Luke never bothered me about Rex. He was respectful, but I could tell he didn’t like him. He never said so, but with Luke you could always tell how he felt about someone by the way he listened to them. His face would either be open or closed—there is no better way to describe it—and with Rex he was closed, like he knew whatever was coming out of his mouth was bullshit. This was not a talent he got from me. I’ve only ever recognized bullshit once I was covered in it. Like now.

A few weeks after Luke graduated from high school, Rex asked to borrow the car. It was on a Saturday afternoon that he asked, and he needed it to run errands the next day. Something was wrong with his Corvette, he told me, and promised he’d have the car back by evening. I remember Luke was annoyed because our deal was that I had the car for work during the week and he could use it on weekends. I don’t remember what I said exactly, but reluctantly he agreed.

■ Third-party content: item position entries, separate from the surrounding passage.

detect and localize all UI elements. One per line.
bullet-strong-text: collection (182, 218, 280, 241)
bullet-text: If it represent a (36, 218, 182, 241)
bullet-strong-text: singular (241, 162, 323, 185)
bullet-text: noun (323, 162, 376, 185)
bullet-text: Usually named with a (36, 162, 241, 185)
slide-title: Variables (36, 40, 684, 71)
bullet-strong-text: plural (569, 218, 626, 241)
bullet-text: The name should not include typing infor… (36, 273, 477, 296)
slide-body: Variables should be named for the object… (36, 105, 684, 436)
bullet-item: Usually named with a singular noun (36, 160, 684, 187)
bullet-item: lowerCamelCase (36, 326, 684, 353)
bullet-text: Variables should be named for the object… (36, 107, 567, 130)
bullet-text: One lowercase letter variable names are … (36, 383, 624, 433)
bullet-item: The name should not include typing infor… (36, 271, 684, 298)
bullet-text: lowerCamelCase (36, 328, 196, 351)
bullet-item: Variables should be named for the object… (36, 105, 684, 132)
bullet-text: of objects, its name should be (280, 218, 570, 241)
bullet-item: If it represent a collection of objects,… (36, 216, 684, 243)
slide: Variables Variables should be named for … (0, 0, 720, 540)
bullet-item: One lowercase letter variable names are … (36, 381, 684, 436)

So Rex slept over Saturday night, and on Sunday morning, before I was awake, he took off. Three or four hours later he called me from a jail in Beacon. He’d been pulled over by a state trooper near Kingston, and a large amount of cocaine was found in the car. He asked me to post bail but I didn’t have access
to that kind of money; so his lawyer, a man with a woman’s name, Carol, somehow got the money and he was out the next morning. What Rex told me outside the courthouse that day was that the drugs were not his. That they were Luke’s and that he’d been hiding them in the car. He even said he’d heard him on the phone arranging drop-offs and deals and never told me because he wanted to protect me. Winton, you told me you wanted to protect me, too. Do you remember? From your bosses? Why would I need you to protect me from people who run a lottery I’d supposedly won? That’s when I should have hung up the phone on you, but I didn’t. And when Rex told me he’d been protecting me from the truth about Luke, I should have turned my back and walked away. But I didn’t. I listened. Just like I listened to you. I actually listened. I listened to his lawyer, too, who told me that Luke would be in jail for ten years if he didn’t plead guilty. A few days later, I listened to the DA, who told me the drugs were in one of Luke’s gym bags with his school ID and other belongings, some swim goggles and a portable CD player. He also told me that a dealer from White Plains, a guy by the name of Ray Hale, who’d been busted around the same time, gave a statement that Luke was his distributor in Litchfield County. He said he also had two more people to testify that they’d bought cocaine from Luke. When I found out that Rex and this Ray Hale had the same lawyer, Rex told me it was a coincidence, that there are only so many people who handle drug cases in the Hudson Valley. And guess what? I believed him. I believed all of them. All of them except my son, who begged me to get him a good lawyer, who recruited teachers and coaches and friends to testify and
write letters on his behalf. Everyone in his life stood by him, but I failed him. I did worse than fail him.